New Jersey Lawmakers Back Jet-Fuel Tax Hike to Pay for Train Service
(Bloomberg) -- New Jersey lawmakers gave preliminary approval to a jet-fuel tax that would force United Continental Holdings Inc. and other airlines to pay for expanded passenger rail at Newark Liberty International Airport.
Airlines are exempt from the state’s gross-receipts tax on petroleum products, with the exception of the fuel used during taxiing and take-off. A bill approved by the Senate budget committee would change that by taxing all the fuel used at Newark. The proceeds would pay for a train service operated by the Port Authority of New York and New Jersey.
An earlier version of the bill affected only Chicago-based United, with 14.6 million passengers boarding at Newark annually, according to its website. The amended version dropped an 8 million passenger minimum, exposing the rest of the carriers to the potential higher costs.

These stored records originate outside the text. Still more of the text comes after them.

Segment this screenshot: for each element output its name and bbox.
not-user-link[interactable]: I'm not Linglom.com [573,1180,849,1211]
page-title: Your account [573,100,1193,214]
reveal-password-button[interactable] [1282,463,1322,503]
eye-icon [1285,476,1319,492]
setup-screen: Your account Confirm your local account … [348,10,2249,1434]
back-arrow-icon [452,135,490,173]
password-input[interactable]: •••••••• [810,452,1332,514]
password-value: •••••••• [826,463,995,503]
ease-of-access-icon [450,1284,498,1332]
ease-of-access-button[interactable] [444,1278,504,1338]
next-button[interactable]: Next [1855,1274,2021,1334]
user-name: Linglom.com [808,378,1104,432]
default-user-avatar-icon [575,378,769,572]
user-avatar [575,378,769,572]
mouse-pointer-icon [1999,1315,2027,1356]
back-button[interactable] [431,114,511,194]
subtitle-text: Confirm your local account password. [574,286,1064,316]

The bill must be passed by the legislature and signed by the governor to become law. New Jersey’s Democratic-controlled legislature in June approved a $37.4 billion budget that raised or placed new taxes on corporations, those with incomes exceeding $5 million and companies that provide car-sharing services and liquid nicotine. Governor Phil Murphy, a Democrat who took office in January, signed the budget.